A cooperative is the last place you would expect to find sentiment about a vine, yet Plaimont built its identity on guarding grapes that nobody else thought worth keeping. It speaks for almost all of the Saint-Mont appellation in Gascony, drawing on hundreds of growers, which gives it the scale to take risks a single estate could not.
The clearest example sits at Sarragachies, a plot planted in 1871 whose sandy soil spared it from the phylloxera louse. The vines still grow on their own ungrafted roots, and France has listed the vineyard as a Monument Historique, the only living plant entity to hold that status. Plaimont bottles its fruit as Vignes Préphylloxériques.

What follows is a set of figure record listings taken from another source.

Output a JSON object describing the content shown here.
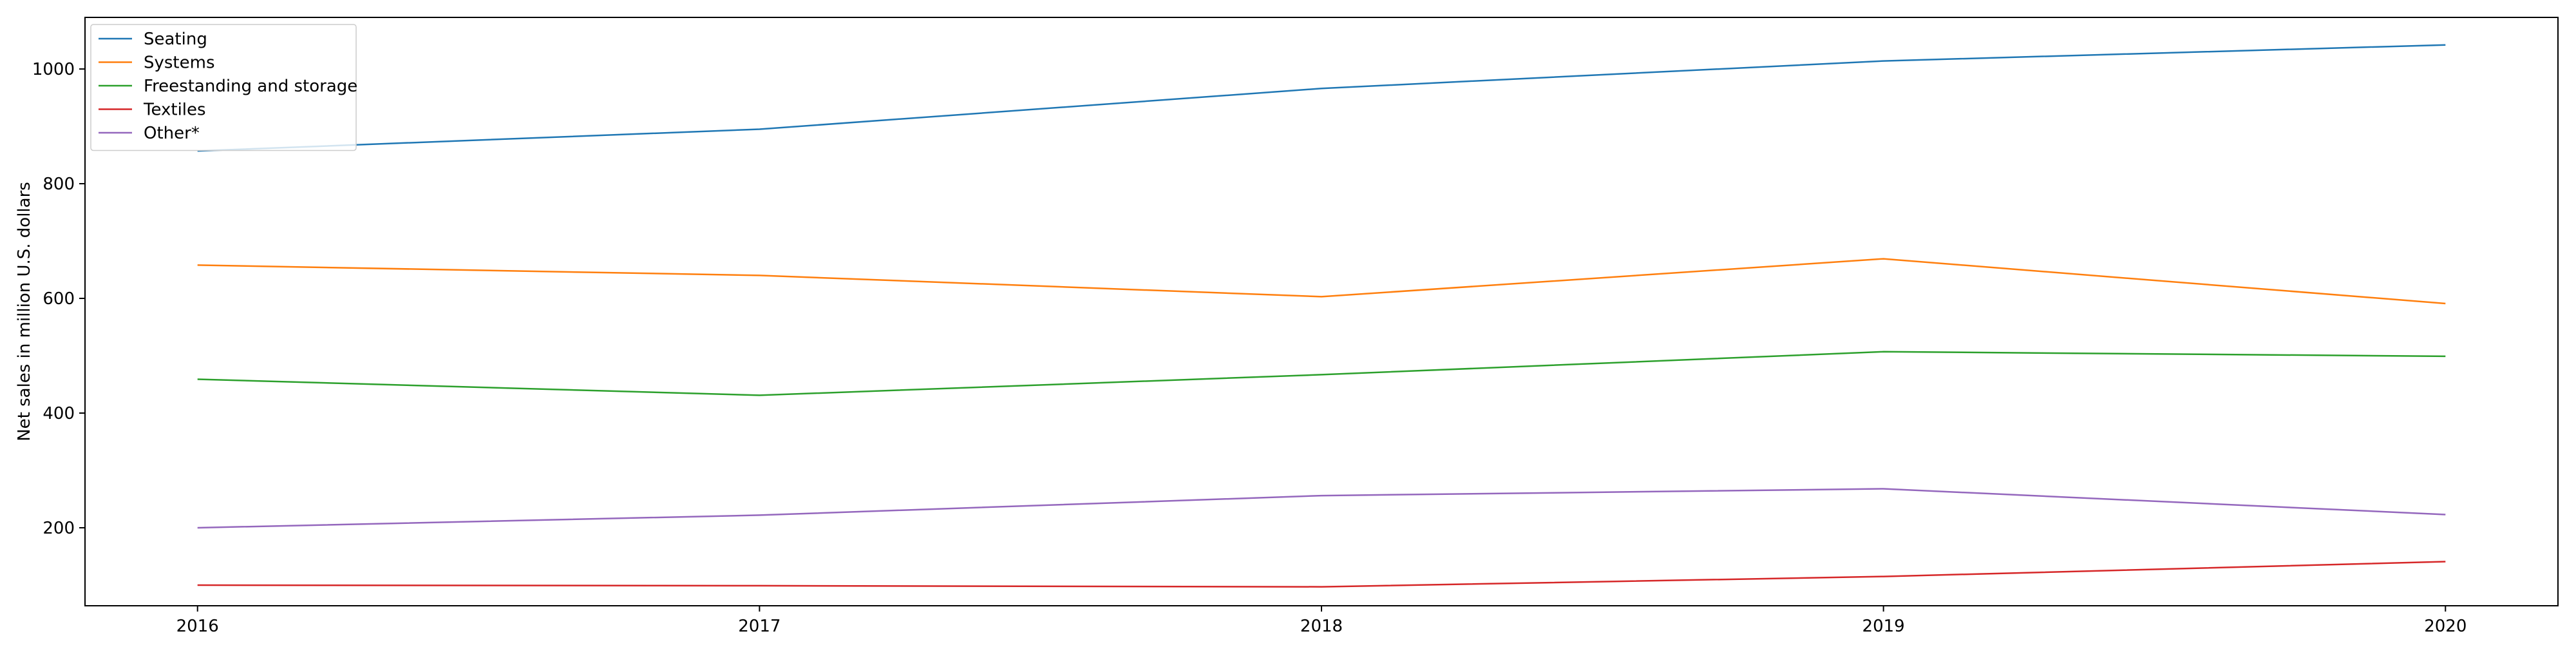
{
  "chart_data": {
    "type": "line",
    "x": [
      "2016",
      "2017",
      "2018",
      "2019",
      "2020"
    ],
    "series": [
      {
        "name": "Seating",
        "color": "#1f77b4",
        "values": [
          857,
          895,
          966,
          1014,
          1042
        ]
      },
      {
        "name": "Systems",
        "color": "#ff7f0e",
        "values": [
          658,
          640,
          603,
          669,
          591
        ]
      },
      {
        "name": "Freestanding and storage",
        "color": "#2ca02c",
        "values": [
          459,
          431,
          467,
          507,
          499
        ]
      },
      {
        "name": "Textiles",
        "color": "#d62728",
        "values": [
          100,
          99,
          97,
          115,
          141
        ]
      },
      {
        "name": "Other*",
        "color": "#9467bd",
        "values": [
          200,
          222,
          256,
          268,
          223
        ]
      }
    ],
    "title": "",
    "xlabel": "",
    "ylabel": "Net sales in million U.S. dollars",
    "ylim": [
      64,
      1090
    ],
    "yticks": [
      200,
      400,
      600,
      800,
      1000
    ],
    "grid": false,
    "legend_position": "top-left"
  }
}
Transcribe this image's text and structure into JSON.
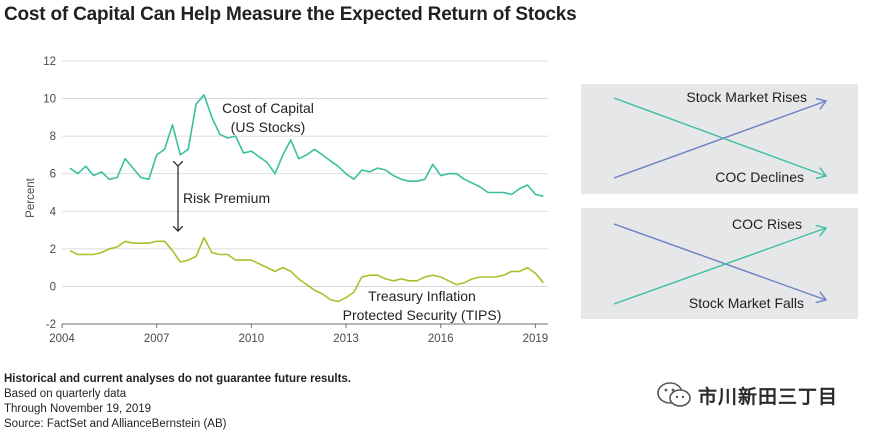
{
  "title": "Cost of Capital Can Help Measure the Expected Return of Stocks",
  "chart_data": {
    "type": "line",
    "ylabel": "Percent",
    "ylim": [
      -2,
      12
    ],
    "yticks": [
      "12",
      "10",
      "8",
      "6",
      "4",
      "2",
      "0",
      "-2"
    ],
    "yticks_values": [
      12,
      10,
      8,
      6,
      4,
      2,
      0,
      -2
    ],
    "xlim": [
      2004,
      2019.4
    ],
    "xticks": [
      "2004",
      "2007",
      "2010",
      "2013",
      "2016",
      "2019"
    ],
    "xticks_values": [
      2004,
      2007,
      2010,
      2013,
      2016,
      2019
    ],
    "grid": "horizontal",
    "series": [
      {
        "name": "Cost of Capital (US Stocks)",
        "color": "#3cbf9f",
        "x": [
          2004.25,
          2004.5,
          2004.75,
          2005.0,
          2005.25,
          2005.5,
          2005.75,
          2006.0,
          2006.25,
          2006.5,
          2006.75,
          2007.0,
          2007.25,
          2007.5,
          2007.75,
          2008.0,
          2008.25,
          2008.5,
          2008.75,
          2009.0,
          2009.25,
          2009.5,
          2009.75,
          2010.0,
          2010.25,
          2010.5,
          2010.75,
          2011.0,
          2011.25,
          2011.5,
          2011.75,
          2012.0,
          2012.25,
          2012.5,
          2012.75,
          2013.0,
          2013.25,
          2013.5,
          2013.75,
          2014.0,
          2014.25,
          2014.5,
          2014.75,
          2015.0,
          2015.25,
          2015.5,
          2015.75,
          2016.0,
          2016.25,
          2016.5,
          2016.75,
          2017.0,
          2017.25,
          2017.5,
          2017.75,
          2018.0,
          2018.25,
          2018.5,
          2018.75,
          2019.0,
          2019.25
        ],
        "values": [
          6.3,
          6.0,
          6.4,
          5.9,
          6.1,
          5.7,
          5.8,
          6.8,
          6.3,
          5.8,
          5.7,
          7.0,
          7.3,
          8.6,
          7.0,
          7.3,
          9.7,
          10.2,
          9.0,
          8.1,
          7.9,
          8.0,
          7.1,
          7.2,
          6.9,
          6.6,
          6.0,
          7.0,
          7.8,
          6.8,
          7.0,
          7.3,
          7.0,
          6.7,
          6.4,
          6.0,
          5.7,
          6.2,
          6.1,
          6.3,
          6.2,
          5.9,
          5.7,
          5.6,
          5.6,
          5.7,
          6.5,
          5.9,
          6.0,
          6.0,
          5.7,
          5.5,
          5.3,
          5.0,
          5.0,
          5.0,
          4.9,
          5.2,
          5.4,
          4.9,
          4.8
        ]
      },
      {
        "name": "Treasury Inflation Protected Security (TIPS)",
        "color": "#a6c22e",
        "x": [
          2004.25,
          2004.5,
          2004.75,
          2005.0,
          2005.25,
          2005.5,
          2005.75,
          2006.0,
          2006.25,
          2006.5,
          2006.75,
          2007.0,
          2007.25,
          2007.5,
          2007.75,
          2008.0,
          2008.25,
          2008.5,
          2008.75,
          2009.0,
          2009.25,
          2009.5,
          2009.75,
          2010.0,
          2010.25,
          2010.5,
          2010.75,
          2011.0,
          2011.25,
          2011.5,
          2011.75,
          2012.0,
          2012.25,
          2012.5,
          2012.75,
          2013.0,
          2013.25,
          2013.5,
          2013.75,
          2014.0,
          2014.25,
          2014.5,
          2014.75,
          2015.0,
          2015.25,
          2015.5,
          2015.75,
          2016.0,
          2016.25,
          2016.5,
          2016.75,
          2017.0,
          2017.25,
          2017.5,
          2017.75,
          2018.0,
          2018.25,
          2018.5,
          2018.75,
          2019.0,
          2019.25
        ],
        "values": [
          1.9,
          1.7,
          1.7,
          1.7,
          1.8,
          2.0,
          2.1,
          2.4,
          2.3,
          2.3,
          2.3,
          2.4,
          2.4,
          1.9,
          1.3,
          1.4,
          1.6,
          2.6,
          1.8,
          1.7,
          1.7,
          1.4,
          1.4,
          1.4,
          1.2,
          1.0,
          0.8,
          1.0,
          0.8,
          0.4,
          0.1,
          -0.2,
          -0.4,
          -0.7,
          -0.8,
          -0.6,
          -0.3,
          0.5,
          0.6,
          0.6,
          0.4,
          0.3,
          0.4,
          0.3,
          0.3,
          0.5,
          0.6,
          0.5,
          0.3,
          0.1,
          0.2,
          0.4,
          0.5,
          0.5,
          0.5,
          0.6,
          0.8,
          0.8,
          1.0,
          0.7,
          0.2
        ]
      }
    ],
    "annotations": {
      "coc_label_line1": "Cost of Capital",
      "coc_label_line2": "(US Stocks)",
      "risk_premium": "Risk Premium",
      "tips_label_line1": "Treasury Inflation",
      "tips_label_line2": "Protected Security (TIPS)"
    }
  },
  "scenarios": [
    {
      "top_label": "Stock Market Rises",
      "bottom_label": "COC Declines"
    },
    {
      "top_label": "COC Rises",
      "bottom_label": "Stock Market Falls"
    }
  ],
  "colors": {
    "coc": "#3cbf9f",
    "tips": "#a6c22e",
    "blue_arrow": "#6a7fc4",
    "box_bg": "#e6e7e8",
    "grid": "#d1d3d4"
  },
  "notes": {
    "disclaimer": "Historical and current analyses do not guarantee future results.",
    "line1": "Based on quarterly data",
    "line2": "Through November 19, 2019",
    "line3": "Source: FactSet and AllianceBernstein (AB)"
  },
  "watermark": {
    "text": "市川新田三丁目"
  }
}
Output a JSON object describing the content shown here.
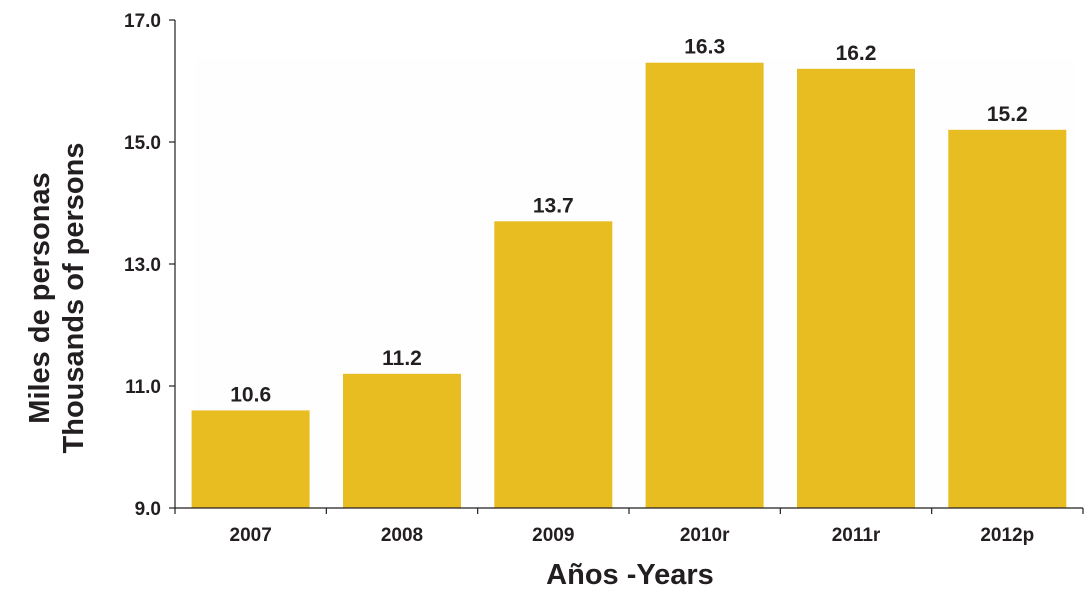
{
  "chart_data": {
    "type": "bar",
    "categories": [
      "2007",
      "2008",
      "2009",
      "2010r",
      "2011r",
      "2012p"
    ],
    "values": [
      10.6,
      11.2,
      13.7,
      16.3,
      16.2,
      15.2
    ],
    "value_labels": [
      "10.6",
      "11.2",
      "13.7",
      "16.3",
      "16.2",
      "15.2"
    ],
    "ylim": [
      9.0,
      17.0
    ],
    "yticks": [
      9.0,
      11.0,
      13.0,
      15.0,
      17.0
    ],
    "ytick_labels": [
      "9.0",
      "11.0",
      "13.0",
      "15.0",
      "17.0"
    ],
    "xlabel": "Años -Years",
    "ylabel_line1": "Miles de personas",
    "ylabel_line2": "Thousands of persons",
    "grid": false,
    "legend": "none",
    "colors": {
      "bar": "#e8bd21",
      "axis": "#231f20",
      "text": "#231f20"
    }
  }
}
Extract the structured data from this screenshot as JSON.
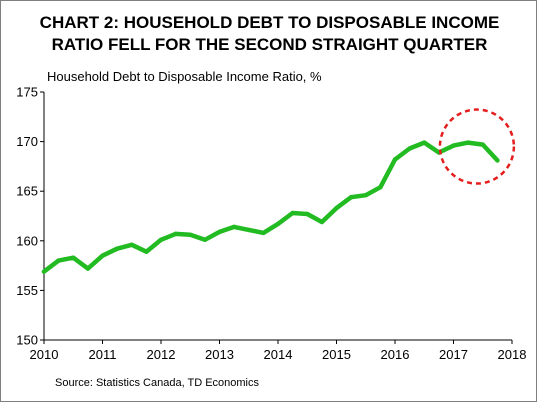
{
  "chart_data": {
    "type": "line",
    "title": "CHART 2: HOUSEHOLD DEBT TO DISPOSABLE INCOME\nRATIO FELL FOR THE SECOND STRAIGHT QUARTER",
    "ylabel": "Household Debt to Disposable Income Ratio, %",
    "xlabel": "",
    "source": "Source: Statistics Canada, TD Economics",
    "xlim": [
      2010,
      2018
    ],
    "ylim": [
      150,
      175
    ],
    "x_ticks": [
      2010,
      2011,
      2012,
      2013,
      2014,
      2015,
      2016,
      2017,
      2018
    ],
    "y_ticks": [
      150,
      155,
      160,
      165,
      170,
      175
    ],
    "grid": false,
    "line_color": "#22bb22",
    "highlight_color": "#e41e1e",
    "highlight": {
      "x": 2017.4,
      "y": 169.5,
      "description": "dashed circle around latest data points"
    },
    "series": [
      {
        "x": [
          2010.0,
          2010.25,
          2010.5,
          2010.75,
          2011.0,
          2011.25,
          2011.5,
          2011.75,
          2012.0,
          2012.25,
          2012.5,
          2012.75,
          2013.0,
          2013.25,
          2013.5,
          2013.75,
          2014.0,
          2014.25,
          2014.5,
          2014.75,
          2015.0,
          2015.25,
          2015.5,
          2015.75,
          2016.0,
          2016.25,
          2016.5,
          2016.75,
          2017.0,
          2017.25,
          2017.5,
          2017.75
        ],
        "values": [
          156.9,
          158.0,
          158.3,
          157.2,
          158.5,
          159.2,
          159.6,
          158.9,
          160.1,
          160.7,
          160.6,
          160.1,
          160.9,
          161.4,
          161.1,
          160.8,
          161.7,
          162.8,
          162.7,
          161.9,
          163.3,
          164.4,
          164.6,
          165.4,
          168.2,
          169.3,
          169.9,
          168.9,
          169.6,
          169.9,
          169.7,
          168.1
        ]
      }
    ]
  }
}
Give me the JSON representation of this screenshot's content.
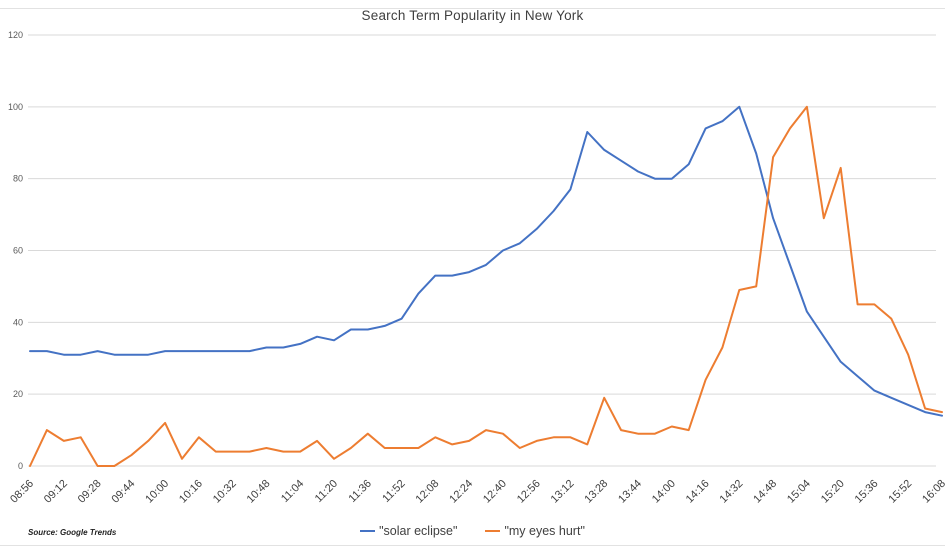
{
  "title": "Search Term Popularity in New York",
  "source_note": "Source: Google Trends",
  "colors": {
    "series_solar_eclipse": "#4472C4",
    "series_my_eyes_hurt": "#ED7D31",
    "gridline": "#D9D9D9",
    "y_axis_text": "#595959",
    "x_axis_text": "#404040",
    "title_text": "#404040"
  },
  "chart_data": {
    "type": "line",
    "title": "Search Term Popularity in New York",
    "xlabel": "",
    "ylabel": "",
    "ylim": [
      0,
      120
    ],
    "yticks": [
      0,
      20,
      40,
      60,
      80,
      100,
      120
    ],
    "grid": true,
    "legend_position": "bottom",
    "x": [
      "08:56",
      "09:04",
      "09:12",
      "09:20",
      "09:28",
      "09:36",
      "09:44",
      "09:52",
      "10:00",
      "10:08",
      "10:16",
      "10:24",
      "10:32",
      "10:40",
      "10:48",
      "10:56",
      "11:04",
      "11:12",
      "11:20",
      "11:28",
      "11:36",
      "11:44",
      "11:52",
      "12:00",
      "12:08",
      "12:16",
      "12:24",
      "12:32",
      "12:40",
      "12:48",
      "12:56",
      "13:04",
      "13:12",
      "13:20",
      "13:28",
      "13:36",
      "13:44",
      "13:52",
      "14:00",
      "14:08",
      "14:16",
      "14:24",
      "14:32",
      "14:40",
      "14:48",
      "14:56",
      "15:04",
      "15:12",
      "15:20",
      "15:28",
      "15:36",
      "15:44",
      "15:52",
      "16:00",
      "16:08"
    ],
    "x_tick_labels": [
      "08:56",
      "09:12",
      "09:28",
      "09:44",
      "10:00",
      "10:16",
      "10:32",
      "10:48",
      "11:04",
      "11:20",
      "11:36",
      "11:52",
      "12:08",
      "12:24",
      "12:40",
      "12:56",
      "13:12",
      "13:28",
      "13:44",
      "14:00",
      "14:16",
      "14:32",
      "14:48",
      "15:04",
      "15:20",
      "15:36",
      "15:52",
      "16:08"
    ],
    "series": [
      {
        "name": "\"solar eclipse\"",
        "color": "#4472C4",
        "values": [
          32,
          32,
          31,
          31,
          32,
          31,
          31,
          31,
          32,
          32,
          32,
          32,
          32,
          32,
          33,
          33,
          34,
          36,
          35,
          38,
          38,
          39,
          41,
          48,
          53,
          53,
          54,
          56,
          60,
          62,
          66,
          71,
          77,
          93,
          88,
          85,
          82,
          80,
          80,
          84,
          94,
          96,
          100,
          87,
          69,
          56,
          43,
          36,
          29,
          25,
          21,
          19,
          17,
          15,
          14
        ]
      },
      {
        "name": "\"my eyes hurt\"",
        "color": "#ED7D31",
        "values": [
          0,
          10,
          7,
          8,
          0,
          0,
          3,
          7,
          12,
          2,
          8,
          4,
          4,
          4,
          5,
          4,
          4,
          7,
          2,
          5,
          9,
          5,
          5,
          5,
          8,
          6,
          7,
          10,
          9,
          5,
          7,
          8,
          8,
          6,
          19,
          10,
          9,
          9,
          11,
          10,
          24,
          33,
          49,
          50,
          86,
          94,
          100,
          69,
          83,
          45,
          45,
          41,
          31,
          16,
          15
        ]
      }
    ]
  }
}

Tannat, the dark, tannic backbone of the southwest, anchors the range and runs through more of Plaimont's wines than any other grape. Around it the cooperative keeps Pinenc, the local name for Fer Servadou, and near-vanished reds such as Manseng Noir alive in a conservation collection it treats as a library of cuttings rather than a museum.
None of this is nostalgia. These late-ripening, thick-skinned old varieties hold acidity and structure as summers get hotter, which is why the address that speaks for an entire appellation has become the most forward-looking name in Gascony, its top Saint-Mont bottling already rated 95 by Wine Enthusiast.